Prezydent-elekt Donald Trump przyznał, że Rosja stała za atakami na sztab wyborczy Demokratów w okresie kampanii przed wyborami prezydenckimi w 2016 roku. Jednocześnie oskarżył agencje wywiadowcze o celowe przecieki do mediów.
Trump: Rosja prowadziła cyberataki na USA
Po raz pierwszy od wygranej w wyborach prezydenckich Trump przyznał, że za atakami hakerskimi w czasie kampanii wyborczej stali Rosjanie. – Jeśli chodzi o hakowanie, to myślę, że stała za tym Rosja. Ale sądzę, że hakowały nas także inne kraje i inni ludzie – ocenił prezydent-elekt 11 stycznia.
CNN donosi o kompromatach na Trumpa
Trump odniósł się do informacji służb wywiadowczych USA, które według CNN zawierają niepotwierdzone dane o współpracy sztabu Trumpa z Rosjanami, z włamaniem rosyjskich hakerów na konta mailowe Demokratów sztabu kandydatki Hillary Clinton włącznie.

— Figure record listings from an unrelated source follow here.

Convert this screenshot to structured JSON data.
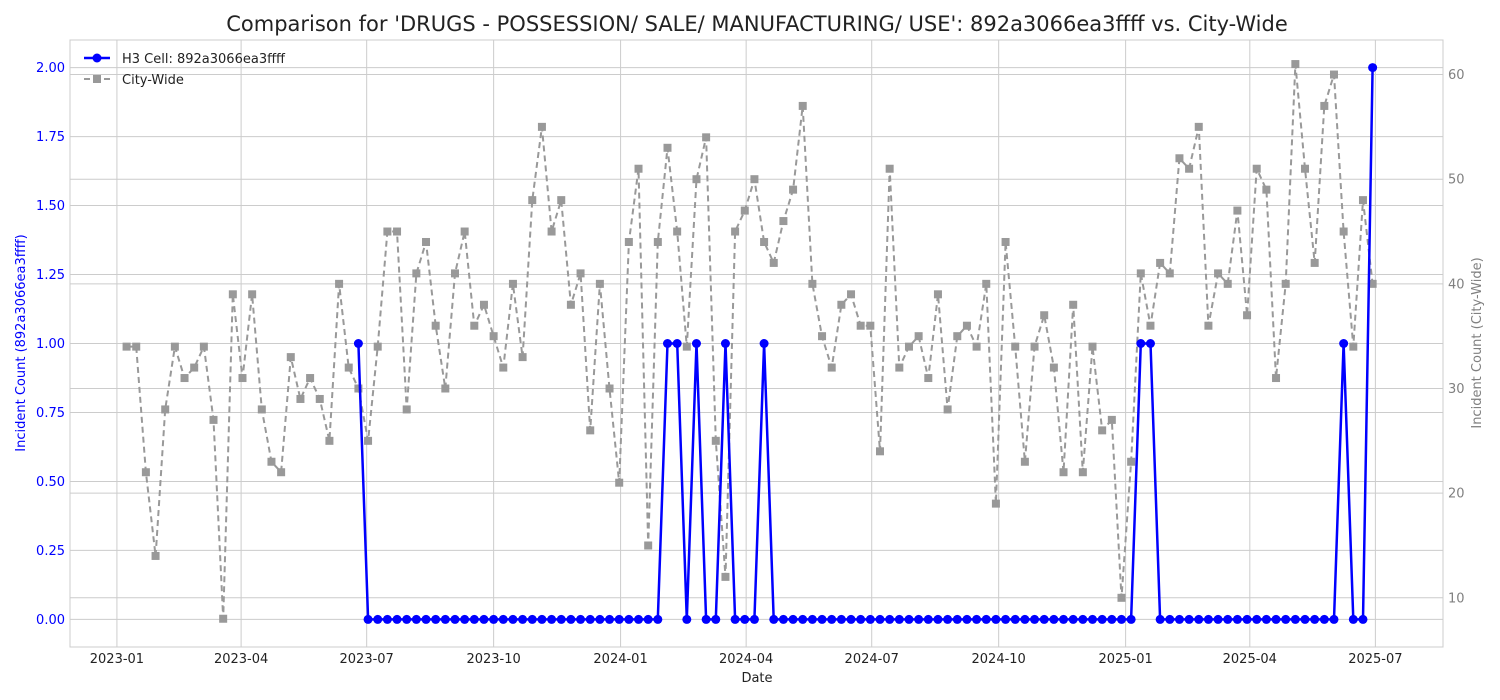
{
  "chart_data": {
    "type": "line",
    "title": "Comparison for 'DRUGS - POSSESSION/ SALE/ MANUFACTURING/ USE': 892a3066ea3ffff vs. City-Wide",
    "xlabel": "Date",
    "ylabel_left": "Incident Count (892a3066ea3ffff)",
    "ylabel_right": "Incident Count (City-Wide)",
    "x_ticks": [
      "2023-01",
      "2023-04",
      "2023-07",
      "2023-10",
      "2024-01",
      "2024-04",
      "2024-07",
      "2024-10",
      "2025-01",
      "2025-04",
      "2025-07"
    ],
    "y_left_ticks": [
      "0.00",
      "0.25",
      "0.50",
      "0.75",
      "1.00",
      "1.25",
      "1.50",
      "1.75",
      "2.00"
    ],
    "y_right_ticks": [
      "10",
      "20",
      "30",
      "40",
      "50",
      "60"
    ],
    "ylim_left": [
      -0.1,
      2.1
    ],
    "ylim_right": [
      5.3,
      63.3
    ],
    "grid": true,
    "legend_position": "top-left",
    "colors": {
      "cell": "#0000ff",
      "city": "#999999",
      "left_axis_text": "#0000ff",
      "right_axis_text": "#808080",
      "grid": "#cccccc"
    },
    "series": [
      {
        "name": "H3 Cell: 892a3066ea3ffff",
        "axis": "left",
        "x": [
          "2023-06-25",
          "2023-07-02",
          "2023-07-09",
          "2023-07-16",
          "2023-07-23",
          "2023-07-30",
          "2023-08-06",
          "2023-08-13",
          "2023-08-20",
          "2023-08-27",
          "2023-09-03",
          "2023-09-10",
          "2023-09-17",
          "2023-09-24",
          "2023-10-01",
          "2023-10-08",
          "2023-10-15",
          "2023-10-22",
          "2023-10-29",
          "2023-11-05",
          "2023-11-12",
          "2023-11-19",
          "2023-11-26",
          "2023-12-03",
          "2023-12-10",
          "2023-12-17",
          "2023-12-24",
          "2023-12-31",
          "2024-01-07",
          "2024-01-14",
          "2024-01-21",
          "2024-01-28",
          "2024-02-04",
          "2024-02-11",
          "2024-02-18",
          "2024-02-25",
          "2024-03-03",
          "2024-03-10",
          "2024-03-17",
          "2024-03-24",
          "2024-03-31",
          "2024-04-07",
          "2024-04-14",
          "2024-04-21",
          "2024-04-28",
          "2024-05-05",
          "2024-05-12",
          "2024-05-19",
          "2024-05-26",
          "2024-06-02",
          "2024-06-09",
          "2024-06-16",
          "2024-06-23",
          "2024-06-30",
          "2024-07-07",
          "2024-07-14",
          "2024-07-21",
          "2024-07-28",
          "2024-08-04",
          "2024-08-11",
          "2024-08-18",
          "2024-08-25",
          "2024-09-01",
          "2024-09-08",
          "2024-09-15",
          "2024-09-22",
          "2024-09-29",
          "2024-10-06",
          "2024-10-13",
          "2024-10-20",
          "2024-10-27",
          "2024-11-03",
          "2024-11-10",
          "2024-11-17",
          "2024-11-24",
          "2024-12-01",
          "2024-12-08",
          "2024-12-15",
          "2024-12-22",
          "2024-12-29",
          "2025-01-05",
          "2025-01-12",
          "2025-01-19",
          "2025-01-26",
          "2025-02-02",
          "2025-02-09",
          "2025-02-16",
          "2025-02-23",
          "2025-03-02",
          "2025-03-09",
          "2025-03-16",
          "2025-03-23",
          "2025-03-30",
          "2025-04-06",
          "2025-04-13",
          "2025-04-20",
          "2025-04-27",
          "2025-05-04",
          "2025-05-11",
          "2025-05-18",
          "2025-05-25",
          "2025-06-01",
          "2025-06-08",
          "2025-06-15",
          "2025-06-22",
          "2025-06-29"
        ],
        "values": [
          1,
          0,
          0,
          0,
          0,
          0,
          0,
          0,
          0,
          0,
          0,
          0,
          0,
          0,
          0,
          0,
          0,
          0,
          0,
          0,
          0,
          0,
          0,
          0,
          0,
          0,
          0,
          0,
          0,
          0,
          0,
          0,
          1,
          1,
          0,
          1,
          0,
          0,
          1,
          0,
          0,
          0,
          1,
          0,
          0,
          0,
          0,
          0,
          0,
          0,
          0,
          0,
          0,
          0,
          0,
          0,
          0,
          0,
          0,
          0,
          0,
          0,
          0,
          0,
          0,
          0,
          0,
          0,
          0,
          0,
          0,
          0,
          0,
          0,
          0,
          0,
          0,
          0,
          0,
          0,
          0,
          1,
          1,
          0,
          0,
          0,
          0,
          0,
          0,
          0,
          0,
          0,
          0,
          0,
          0,
          0,
          0,
          0,
          0,
          0,
          0,
          0,
          1,
          0,
          0,
          2
        ]
      },
      {
        "name": "City-Wide",
        "axis": "right",
        "x": [
          "2023-01-08",
          "2023-01-15",
          "2023-01-22",
          "2023-01-29",
          "2023-02-05",
          "2023-02-12",
          "2023-02-19",
          "2023-02-26",
          "2023-03-05",
          "2023-03-12",
          "2023-03-19",
          "2023-03-26",
          "2023-04-02",
          "2023-04-09",
          "2023-04-16",
          "2023-04-23",
          "2023-04-30",
          "2023-05-07",
          "2023-05-14",
          "2023-05-21",
          "2023-05-28",
          "2023-06-04",
          "2023-06-11",
          "2023-06-18",
          "2023-06-25",
          "2023-07-02",
          "2023-07-09",
          "2023-07-16",
          "2023-07-23",
          "2023-07-30",
          "2023-08-06",
          "2023-08-13",
          "2023-08-20",
          "2023-08-27",
          "2023-09-03",
          "2023-09-10",
          "2023-09-17",
          "2023-09-24",
          "2023-10-01",
          "2023-10-08",
          "2023-10-15",
          "2023-10-22",
          "2023-10-29",
          "2023-11-05",
          "2023-11-12",
          "2023-11-19",
          "2023-11-26",
          "2023-12-03",
          "2023-12-10",
          "2023-12-17",
          "2023-12-24",
          "2023-12-31",
          "2024-01-07",
          "2024-01-14",
          "2024-01-21",
          "2024-01-28",
          "2024-02-04",
          "2024-02-11",
          "2024-02-18",
          "2024-02-25",
          "2024-03-03",
          "2024-03-10",
          "2024-03-17",
          "2024-03-24",
          "2024-03-31",
          "2024-04-07",
          "2024-04-14",
          "2024-04-21",
          "2024-04-28",
          "2024-05-05",
          "2024-05-12",
          "2024-05-19",
          "2024-05-26",
          "2024-06-02",
          "2024-06-09",
          "2024-06-16",
          "2024-06-23",
          "2024-06-30",
          "2024-07-07",
          "2024-07-14",
          "2024-07-21",
          "2024-07-28",
          "2024-08-04",
          "2024-08-11",
          "2024-08-18",
          "2024-08-25",
          "2024-09-01",
          "2024-09-08",
          "2024-09-15",
          "2024-09-22",
          "2024-09-29",
          "2024-10-06",
          "2024-10-13",
          "2024-10-20",
          "2024-10-27",
          "2024-11-03",
          "2024-11-10",
          "2024-11-17",
          "2024-11-24",
          "2024-12-01",
          "2024-12-08",
          "2024-12-15",
          "2024-12-22",
          "2024-12-29",
          "2025-01-05",
          "2025-01-12",
          "2025-01-19",
          "2025-01-26",
          "2025-02-02",
          "2025-02-09",
          "2025-02-16",
          "2025-02-23",
          "2025-03-02",
          "2025-03-09",
          "2025-03-16",
          "2025-03-23",
          "2025-03-30",
          "2025-04-06",
          "2025-04-13",
          "2025-04-20",
          "2025-04-27",
          "2025-05-04",
          "2025-05-11",
          "2025-05-18",
          "2025-05-25",
          "2025-06-01",
          "2025-06-08",
          "2025-06-15",
          "2025-06-22",
          "2025-06-29"
        ],
        "values": [
          34,
          34,
          22,
          14,
          28,
          34,
          31,
          32,
          34,
          27,
          8,
          39,
          31,
          39,
          28,
          23,
          22,
          33,
          29,
          31,
          29,
          25,
          40,
          32,
          30,
          25,
          34,
          45,
          45,
          28,
          41,
          44,
          36,
          30,
          41,
          45,
          36,
          38,
          35,
          32,
          40,
          33,
          48,
          55,
          45,
          48,
          38,
          41,
          26,
          40,
          30,
          21,
          44,
          51,
          15,
          44,
          53,
          45,
          34,
          50,
          54,
          25,
          12,
          45,
          47,
          50,
          44,
          42,
          46,
          49,
          57,
          40,
          35,
          32,
          38,
          39,
          36,
          36,
          24,
          51,
          32,
          34,
          35,
          31,
          39,
          28,
          35,
          36,
          34,
          40,
          19,
          44,
          34,
          23,
          34,
          37,
          32,
          22,
          38,
          22,
          34,
          26,
          27,
          10,
          23,
          41,
          36,
          42,
          41,
          52,
          51,
          55,
          36,
          41,
          40,
          47,
          37,
          51,
          49,
          31,
          40,
          61,
          51,
          42,
          57,
          60,
          45,
          34,
          48,
          40
        ]
      }
    ]
  }
}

CNN podało także informacje, że w doniesieniach służb są informacje o nadużyciach seksualnych Trumpa wobec nieletnich. Associated Press nie potwierdziło żadnego z powyższych stwierdzeń.

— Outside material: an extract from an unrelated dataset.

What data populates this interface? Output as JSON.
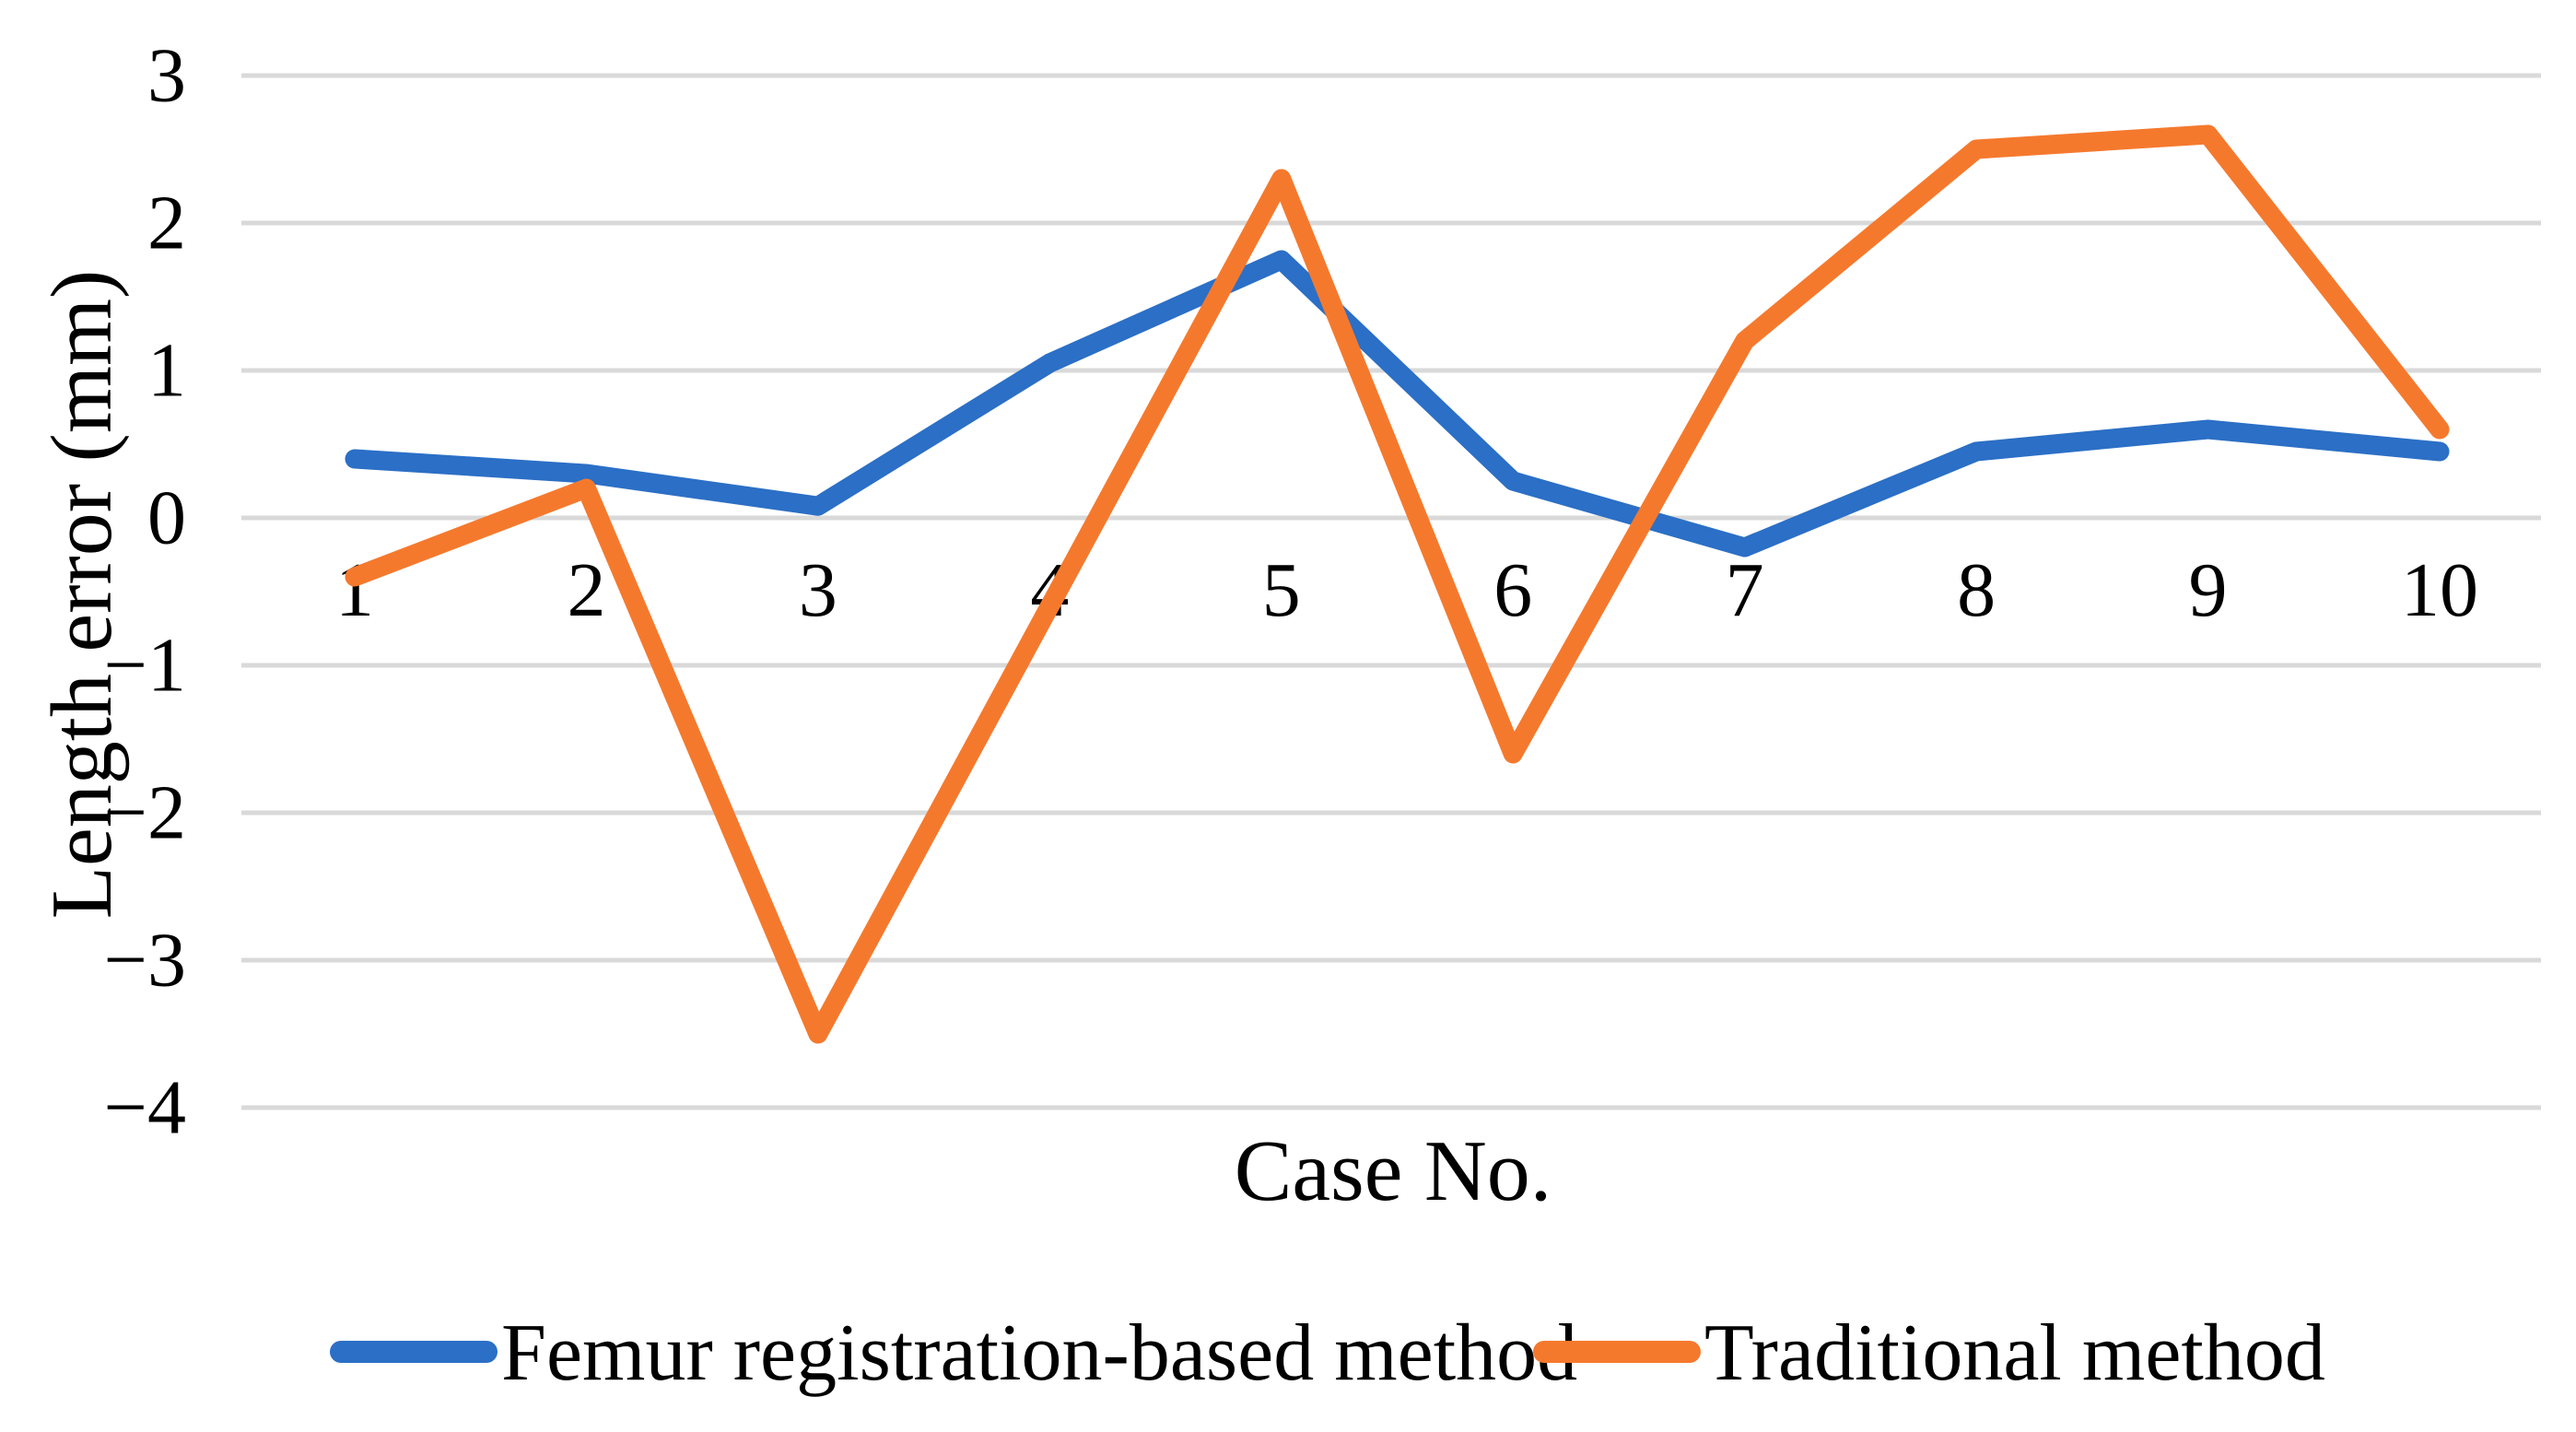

Wątpliwości wobec doniesień
Dyrektor National Intelligence Service James Clapper poinformował, że przedstawione przez służby informacje nie zostały ocenione jako wiarygodne. Podkreślił, że nie wierzy w przecieki ze spotkania z Trumpem, które przekazała CNN.
Prezydent-elekt uznał, że przecieki ze służb, jeżeli byłyby kontrolowane, stałyby się „straszną plamą na ich działalności. – Tego rodzaju dokumenty nie powinny nigdy powstać i na pewno nie powinny nigdy zostać ujawnione – powiedział. Jego zdaniem niedopuszczalne jest, aby służby pozwalały na przecieki zawierające niepotwierdzone informacje.
Po spotkaniu z ich szefami napisał na Twitterze, że przekazane informacje są „fałszywe” i są elementem „polowania na czarownice”, jak nazywa poszukiwanie dowodów na zaangażowanie Rosji w potwierdzone ataki na konta Demokratów.